Small business owners prefer to organize their businesses as LLCs, and for many the best tax strategy is to have their LLC taxed as an S Corp. This strategy allows owners to effectively manage the amount of Social Security and Medicare taxes they pay. Sometimes this strategy can be complex to execute and small business owners face a few scenarios calling for extra caution.

The tax structure of LLCs can take four possible forms. There are two default tax structures: single-member LLCs (SMLLC), which are disregarded entities, and multi-member LLCs (MMLLC), which are taxed as partnerships. In addition, the member(s) can elect to be taxed as a C Corp or S Corp. Since most small businesses won’t benefit from a C Corp election, it’s rarely used, and the decision is left between default tax structure or S Corp election.

These tax structures, except C Corps, are flow-through entities which means that the owners pay personal income tax on the income generated by the businesses. The tax savings come from the nuances in the tax code, however not all these nuances are in favor of S Corps. Keep these S Corp pitfalls in mind next time you talk to your accountant.

The Social Security cap
The majority of the tax savings for S Corps come from reduced Social Security taxes. Thus, if your small business is a side gig and you have a full-time job elsewhere making over the Social Security cap—143K for 2021—then you lose most of your tax benefit. Furthermore, since you still have to pay the employer side of Social Security, you might actually pay more. It’s always important to take a holistic view of your taxes in order to optimize your tax strategy.

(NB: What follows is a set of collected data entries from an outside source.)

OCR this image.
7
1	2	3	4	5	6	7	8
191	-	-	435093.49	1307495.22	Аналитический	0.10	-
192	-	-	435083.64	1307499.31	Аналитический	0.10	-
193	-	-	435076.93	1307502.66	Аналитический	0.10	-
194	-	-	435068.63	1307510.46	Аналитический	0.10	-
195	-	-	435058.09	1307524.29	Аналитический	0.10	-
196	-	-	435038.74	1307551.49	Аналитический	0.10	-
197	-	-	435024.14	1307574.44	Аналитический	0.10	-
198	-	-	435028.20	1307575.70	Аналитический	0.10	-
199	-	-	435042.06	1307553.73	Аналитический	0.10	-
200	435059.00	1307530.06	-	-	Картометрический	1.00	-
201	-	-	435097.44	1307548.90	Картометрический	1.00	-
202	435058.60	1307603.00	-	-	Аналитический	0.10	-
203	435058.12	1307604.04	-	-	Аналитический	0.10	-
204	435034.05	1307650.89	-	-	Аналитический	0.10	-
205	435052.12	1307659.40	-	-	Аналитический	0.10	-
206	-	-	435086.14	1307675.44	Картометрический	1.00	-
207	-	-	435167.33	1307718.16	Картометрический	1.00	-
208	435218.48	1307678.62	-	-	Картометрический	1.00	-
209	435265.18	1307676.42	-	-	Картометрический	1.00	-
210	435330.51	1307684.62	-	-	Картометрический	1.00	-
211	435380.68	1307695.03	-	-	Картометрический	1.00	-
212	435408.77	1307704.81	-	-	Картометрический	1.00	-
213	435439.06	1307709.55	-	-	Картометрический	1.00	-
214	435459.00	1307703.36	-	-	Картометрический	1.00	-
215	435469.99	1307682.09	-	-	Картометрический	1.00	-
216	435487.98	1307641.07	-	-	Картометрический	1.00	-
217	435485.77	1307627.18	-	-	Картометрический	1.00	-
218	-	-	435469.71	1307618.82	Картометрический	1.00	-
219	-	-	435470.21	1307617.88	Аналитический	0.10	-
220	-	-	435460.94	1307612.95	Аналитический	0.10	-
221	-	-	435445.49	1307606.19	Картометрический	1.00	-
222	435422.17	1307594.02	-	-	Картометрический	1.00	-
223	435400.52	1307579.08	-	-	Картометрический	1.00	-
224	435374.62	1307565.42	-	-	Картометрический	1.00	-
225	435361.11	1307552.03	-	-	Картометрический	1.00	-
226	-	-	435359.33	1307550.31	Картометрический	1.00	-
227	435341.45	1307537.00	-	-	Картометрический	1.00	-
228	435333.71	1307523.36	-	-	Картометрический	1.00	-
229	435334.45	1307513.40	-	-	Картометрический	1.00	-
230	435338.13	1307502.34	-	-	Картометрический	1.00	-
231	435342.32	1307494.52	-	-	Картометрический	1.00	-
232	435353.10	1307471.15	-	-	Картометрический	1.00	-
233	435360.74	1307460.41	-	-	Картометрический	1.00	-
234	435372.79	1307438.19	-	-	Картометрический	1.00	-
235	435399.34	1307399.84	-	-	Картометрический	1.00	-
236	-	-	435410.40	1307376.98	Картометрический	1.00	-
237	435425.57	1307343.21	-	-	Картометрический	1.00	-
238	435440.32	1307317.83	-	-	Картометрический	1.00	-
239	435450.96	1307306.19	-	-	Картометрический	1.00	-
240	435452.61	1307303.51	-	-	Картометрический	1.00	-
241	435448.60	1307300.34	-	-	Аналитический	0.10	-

Loss of allocation control
The number of distributions and the flow-through of income/losses is irrelevant for a SMLLC-disregarded entity but it can make a big impact for MMLLCs. Flow-through can be better controlled if an MMLLC is taxed as a partnership rather than an S Corp since you are allowed to allocate different percentages for income and loss flow-through. An S Corp doesn’t have this flexibility and must follow ownership percentages. While this restriction won’t typically impact SMLLCs, it can easily mean loss of tax benefits for MMLLCs.

Failing to set up payroll
Regardless if S Corps or C Corps, corporations must pay owners who work in the business through W2, while a SMLLC-disregarded entity or MMLLC-partnership has no payroll requirement. Thus, it is imperative that S Corp owners set up payroll for themselves. Some business owners try to circumvent this by paying themselves via 1099, but an owner is not independent and thus cannot be paid via 1099. Failure to set up payroll can mean extra penalties if the IRS retroactively reverts the S Corp election.

More filing penalties
An MMLLC-partnership and LLCs taxed as S Corps must file separate income tax returns. In addition, S Corps will usually have quarterly payroll reports. The additional reports all carry failure to file penalties if they are not done on time. Small business owners need to pay attention to filing deadlines to avoid paying these penalties. A good accounting firm will help mitigate this risk, however the owners are ultimately responsible to ensure tax returns are filed on time.

Non-active businesses
For certain types of businesses, like real estate or investing, the tax advantages of S Corps don’t provide any benefit because the income is not subject to self-employment tax. Furthermore, the extra complexity of S Corps can actually cause some losses to be disallowed, thus increasing the amount of taxes. Business owners should always consider the type of income their business will generate when considering an S Corp election.

More often than not, the best tax strategy is to have your business taxed as an S Corp. It should provide you with enough tax savings to cover any additional accounting expenses. There are many considerations in any tax strategy and a profound discussion is recommended. While accountants will provide guidance and advice on correctly executing this tax strategy, business owners should also educate themselves so they can provide relevant information and ask appropriate questions.